3. Realignment of finance:
The agreement by 39 signatories, including governments, development banks and bilateral development agencies, to end new direct public support for unabated fossil fuels is a positive step. Efforts ahead of COP27 should focus on rallying governments, banks and export credit agencies to follow suit and align financial flows with “do no harm” principles which account for social and environmental impact. Importantly, as more financial and development actors invest in clean power generation, they should incorporate the perspectives of the private sector, particularly regarding project bankability and renewable energy deployment barriers.
4. Future market design:
Following several months of chaotic commodity pricing, blackouts and fuel crises, it is clear that energy markets are not fit for purpose. Without establishing clear signals on carbon and level playing fields, today’s markets will be unable to allow adequate investments to be made in large-scale renewable energy build, and will falter in the transition.

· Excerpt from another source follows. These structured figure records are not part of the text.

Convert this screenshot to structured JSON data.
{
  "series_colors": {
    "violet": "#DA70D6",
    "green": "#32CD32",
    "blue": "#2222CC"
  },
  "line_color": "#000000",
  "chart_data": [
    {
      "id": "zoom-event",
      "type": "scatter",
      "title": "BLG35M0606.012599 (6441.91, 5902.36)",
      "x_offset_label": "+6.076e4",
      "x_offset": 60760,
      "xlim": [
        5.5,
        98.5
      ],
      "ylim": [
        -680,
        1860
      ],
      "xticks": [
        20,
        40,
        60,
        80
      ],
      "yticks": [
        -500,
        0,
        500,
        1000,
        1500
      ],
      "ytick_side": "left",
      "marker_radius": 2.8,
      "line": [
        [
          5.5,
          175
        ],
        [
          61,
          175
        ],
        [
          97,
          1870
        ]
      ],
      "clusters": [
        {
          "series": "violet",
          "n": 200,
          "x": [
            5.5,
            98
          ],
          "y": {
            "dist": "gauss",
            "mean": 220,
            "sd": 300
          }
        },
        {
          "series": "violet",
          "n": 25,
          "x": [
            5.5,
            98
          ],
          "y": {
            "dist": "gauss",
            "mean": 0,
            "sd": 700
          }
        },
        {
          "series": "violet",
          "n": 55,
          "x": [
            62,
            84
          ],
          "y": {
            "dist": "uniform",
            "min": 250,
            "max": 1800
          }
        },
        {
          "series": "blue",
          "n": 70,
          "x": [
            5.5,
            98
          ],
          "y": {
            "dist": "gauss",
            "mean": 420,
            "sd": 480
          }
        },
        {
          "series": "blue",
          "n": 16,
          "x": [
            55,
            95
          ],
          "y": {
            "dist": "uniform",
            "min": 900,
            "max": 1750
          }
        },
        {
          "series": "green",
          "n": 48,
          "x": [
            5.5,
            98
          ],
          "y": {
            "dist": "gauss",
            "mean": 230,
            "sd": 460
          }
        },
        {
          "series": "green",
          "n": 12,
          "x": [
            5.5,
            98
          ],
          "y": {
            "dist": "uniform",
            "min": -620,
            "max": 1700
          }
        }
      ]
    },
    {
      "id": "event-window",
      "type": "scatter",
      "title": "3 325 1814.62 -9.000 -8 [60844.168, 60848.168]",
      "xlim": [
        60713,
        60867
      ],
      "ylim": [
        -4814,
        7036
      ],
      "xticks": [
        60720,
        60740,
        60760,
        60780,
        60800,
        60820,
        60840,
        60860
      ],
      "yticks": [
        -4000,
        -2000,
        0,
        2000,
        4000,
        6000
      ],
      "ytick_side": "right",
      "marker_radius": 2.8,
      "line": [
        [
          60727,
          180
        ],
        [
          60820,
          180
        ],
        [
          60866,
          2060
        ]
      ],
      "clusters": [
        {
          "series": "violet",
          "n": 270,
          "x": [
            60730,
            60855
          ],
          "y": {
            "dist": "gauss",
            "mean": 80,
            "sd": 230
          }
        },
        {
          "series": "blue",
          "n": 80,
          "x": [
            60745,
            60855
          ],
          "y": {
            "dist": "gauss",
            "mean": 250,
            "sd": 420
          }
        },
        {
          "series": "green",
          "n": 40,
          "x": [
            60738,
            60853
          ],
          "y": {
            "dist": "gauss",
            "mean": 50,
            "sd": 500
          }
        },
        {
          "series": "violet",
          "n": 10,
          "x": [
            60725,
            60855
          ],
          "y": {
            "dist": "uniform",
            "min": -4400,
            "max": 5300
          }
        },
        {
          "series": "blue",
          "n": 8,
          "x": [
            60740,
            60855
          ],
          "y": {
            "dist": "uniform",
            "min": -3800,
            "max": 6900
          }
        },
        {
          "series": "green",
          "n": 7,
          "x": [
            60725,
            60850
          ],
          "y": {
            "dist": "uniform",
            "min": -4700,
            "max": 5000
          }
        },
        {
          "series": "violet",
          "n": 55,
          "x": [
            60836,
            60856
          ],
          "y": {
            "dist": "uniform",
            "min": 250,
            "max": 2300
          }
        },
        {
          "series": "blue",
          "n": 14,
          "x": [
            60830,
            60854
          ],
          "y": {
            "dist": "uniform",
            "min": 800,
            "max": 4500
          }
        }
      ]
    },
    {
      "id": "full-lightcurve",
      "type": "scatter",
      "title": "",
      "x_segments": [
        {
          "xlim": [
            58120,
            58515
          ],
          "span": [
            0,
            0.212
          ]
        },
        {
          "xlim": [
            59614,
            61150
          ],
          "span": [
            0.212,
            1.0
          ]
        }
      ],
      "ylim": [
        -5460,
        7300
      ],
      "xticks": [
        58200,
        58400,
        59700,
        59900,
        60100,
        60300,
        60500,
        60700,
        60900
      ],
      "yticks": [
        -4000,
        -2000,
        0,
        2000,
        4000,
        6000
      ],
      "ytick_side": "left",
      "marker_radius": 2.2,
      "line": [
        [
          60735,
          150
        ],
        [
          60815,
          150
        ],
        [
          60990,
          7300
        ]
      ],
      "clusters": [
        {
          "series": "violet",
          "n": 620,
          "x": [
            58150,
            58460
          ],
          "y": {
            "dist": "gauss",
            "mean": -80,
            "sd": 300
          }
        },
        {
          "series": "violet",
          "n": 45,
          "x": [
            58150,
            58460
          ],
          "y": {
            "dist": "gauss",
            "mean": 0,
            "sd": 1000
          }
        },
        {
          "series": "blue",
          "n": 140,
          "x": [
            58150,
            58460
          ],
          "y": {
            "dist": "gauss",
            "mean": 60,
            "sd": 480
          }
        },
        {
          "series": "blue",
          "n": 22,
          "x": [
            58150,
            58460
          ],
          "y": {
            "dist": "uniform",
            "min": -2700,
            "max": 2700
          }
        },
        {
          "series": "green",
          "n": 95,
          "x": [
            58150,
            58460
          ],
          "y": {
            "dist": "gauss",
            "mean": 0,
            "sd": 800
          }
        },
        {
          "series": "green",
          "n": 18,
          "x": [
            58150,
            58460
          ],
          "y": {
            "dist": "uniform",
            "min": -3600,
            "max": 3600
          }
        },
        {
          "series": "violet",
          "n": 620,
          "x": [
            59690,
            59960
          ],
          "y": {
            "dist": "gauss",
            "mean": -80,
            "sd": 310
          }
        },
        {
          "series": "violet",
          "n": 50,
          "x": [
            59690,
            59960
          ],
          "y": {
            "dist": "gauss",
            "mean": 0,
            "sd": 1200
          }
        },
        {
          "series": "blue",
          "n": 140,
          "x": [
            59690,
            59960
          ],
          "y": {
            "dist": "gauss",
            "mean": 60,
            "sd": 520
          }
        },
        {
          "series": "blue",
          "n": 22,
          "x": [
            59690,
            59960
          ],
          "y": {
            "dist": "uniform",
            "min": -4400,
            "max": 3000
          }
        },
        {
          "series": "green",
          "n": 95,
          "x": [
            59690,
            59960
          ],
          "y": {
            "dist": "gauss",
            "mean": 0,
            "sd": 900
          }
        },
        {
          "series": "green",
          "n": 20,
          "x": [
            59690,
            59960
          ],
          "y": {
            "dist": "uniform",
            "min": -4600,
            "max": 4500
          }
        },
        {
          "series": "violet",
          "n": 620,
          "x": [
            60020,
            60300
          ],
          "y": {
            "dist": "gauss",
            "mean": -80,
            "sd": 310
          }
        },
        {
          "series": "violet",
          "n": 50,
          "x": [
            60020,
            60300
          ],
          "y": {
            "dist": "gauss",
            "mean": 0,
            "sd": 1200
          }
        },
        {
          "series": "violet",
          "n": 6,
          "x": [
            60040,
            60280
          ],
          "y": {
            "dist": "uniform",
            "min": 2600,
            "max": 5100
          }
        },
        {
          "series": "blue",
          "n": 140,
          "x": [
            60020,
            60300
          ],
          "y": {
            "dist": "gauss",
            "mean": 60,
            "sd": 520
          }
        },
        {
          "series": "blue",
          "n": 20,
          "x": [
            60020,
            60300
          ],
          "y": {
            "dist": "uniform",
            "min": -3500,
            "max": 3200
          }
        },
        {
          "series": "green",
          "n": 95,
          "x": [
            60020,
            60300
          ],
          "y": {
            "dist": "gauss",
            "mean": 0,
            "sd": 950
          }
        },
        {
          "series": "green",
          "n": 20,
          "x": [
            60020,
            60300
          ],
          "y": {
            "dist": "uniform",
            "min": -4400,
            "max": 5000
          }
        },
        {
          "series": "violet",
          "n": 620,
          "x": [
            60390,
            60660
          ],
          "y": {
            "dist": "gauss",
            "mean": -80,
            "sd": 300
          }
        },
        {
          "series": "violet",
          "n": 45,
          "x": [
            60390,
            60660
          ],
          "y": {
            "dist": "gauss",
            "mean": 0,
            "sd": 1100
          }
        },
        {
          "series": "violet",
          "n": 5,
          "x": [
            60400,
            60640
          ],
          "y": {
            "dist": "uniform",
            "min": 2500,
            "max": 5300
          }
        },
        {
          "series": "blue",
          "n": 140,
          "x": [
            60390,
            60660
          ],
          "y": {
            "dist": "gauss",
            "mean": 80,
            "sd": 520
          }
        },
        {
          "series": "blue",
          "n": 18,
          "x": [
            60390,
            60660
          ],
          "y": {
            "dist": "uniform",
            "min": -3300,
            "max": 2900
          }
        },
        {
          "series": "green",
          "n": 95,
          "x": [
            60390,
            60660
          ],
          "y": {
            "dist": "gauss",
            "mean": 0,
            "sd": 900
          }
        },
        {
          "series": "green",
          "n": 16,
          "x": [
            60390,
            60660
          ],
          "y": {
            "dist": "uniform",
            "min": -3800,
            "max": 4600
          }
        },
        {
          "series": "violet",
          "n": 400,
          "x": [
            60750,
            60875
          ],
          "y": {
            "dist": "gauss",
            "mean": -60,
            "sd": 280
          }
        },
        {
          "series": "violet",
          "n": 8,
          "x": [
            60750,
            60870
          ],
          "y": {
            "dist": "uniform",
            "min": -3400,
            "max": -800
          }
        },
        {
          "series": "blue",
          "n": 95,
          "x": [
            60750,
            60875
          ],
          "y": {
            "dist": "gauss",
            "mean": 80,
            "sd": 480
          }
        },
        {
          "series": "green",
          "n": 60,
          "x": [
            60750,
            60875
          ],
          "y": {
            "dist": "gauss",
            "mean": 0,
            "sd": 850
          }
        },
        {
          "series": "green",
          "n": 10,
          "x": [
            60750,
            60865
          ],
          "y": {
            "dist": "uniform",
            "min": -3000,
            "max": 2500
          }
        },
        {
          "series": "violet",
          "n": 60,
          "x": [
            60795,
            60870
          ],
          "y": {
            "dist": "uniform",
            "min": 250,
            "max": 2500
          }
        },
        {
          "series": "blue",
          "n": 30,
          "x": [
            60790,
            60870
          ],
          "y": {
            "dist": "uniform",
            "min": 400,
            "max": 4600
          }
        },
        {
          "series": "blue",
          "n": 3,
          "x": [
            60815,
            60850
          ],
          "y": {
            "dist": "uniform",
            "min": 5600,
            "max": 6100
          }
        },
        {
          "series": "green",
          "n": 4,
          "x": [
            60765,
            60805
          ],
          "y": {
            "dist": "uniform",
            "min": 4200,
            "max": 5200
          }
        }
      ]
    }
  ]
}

Market design must shift to create systems that are flexible, demand-responsive and focused on system value, and which enact a ‘polluter pays’ principle to strongly disincentivise investment in fossil fuels. The opportunity to recognise this fundamental issue at COP26 was missed. Even on Energy Day there was insufficient attention paid to the implementation barriers holding back investment in utility-scale wind and solar (which will together generate two-thirds of electricity in a net zero world). Conversations about decarbonising the transport, heating, building and industry sectors also fell short on recognising the current hurdles to scaling supply of renewables.
5. Accelerating clean power:
Too many countries are unable to leverage the enormous interest from investors to deploy wind energy projects, due to overly complex and bureaucratic permitting schemes. Onshore wind project permitting can take 5-8 years in countries like Japan and Spain, while offshore wind projects require at least 6 years for permitting, including environmental impact assessments and stakeholder consultation. To be clear: We are squandering enormous climate change mitigation opportunities under the current pace of deployment. Accelerated development times are crucial to being fit to run this race.

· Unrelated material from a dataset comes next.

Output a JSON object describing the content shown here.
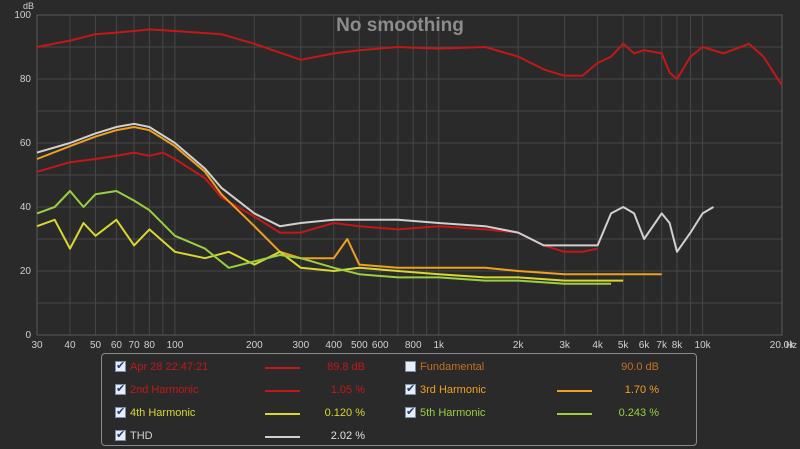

6. Grid upgrades and electrification:
Secure, smart and flexible grids which can integrate ever-larger shares of renewable energy will require enormous political commitment and collaboration. As reflected in the launch of the Green Grids Initiative, renewable energy resource outstrips global electricity demand by an order of magnitude, but in many countries grid connections, operations and distribution networks are unfit for large-scale renewables. Unprecedented levels of investment in balancing, storage and management technologies, as well as interconnections, is needed to bring wind and renewable energy to new scales.
7. Just and inclusive transitions:
Once again, the negotiations exposed the cost of trust between developed and developing countries in enacting a global energy transition. It is crucial that the Climate Finance Delivery Plan published during COP26 is honoured and the US$100 billion pledge is met by 2023. Discussions in the Blue Zone also reflected concerns around the economic and livelihood disruptions from the energy transition. More work is needed to bring evidence to bear on the comparative value creation and social welfare improvements brought by the transition, and the best practices which can ensure it is both just and inclusive.
8. Advancing carbon pricing:
The draft structure of global carbon market rules under Article 6 is a positive development, as effective and credible mechanisms are needed which recognise the societal costs of emissions and incentivise investment in low-carbon technologies. It is important that guidelines not only prohibit double-counting credits against internationally transferred mitigation outcomes, but work to deter emissions at source.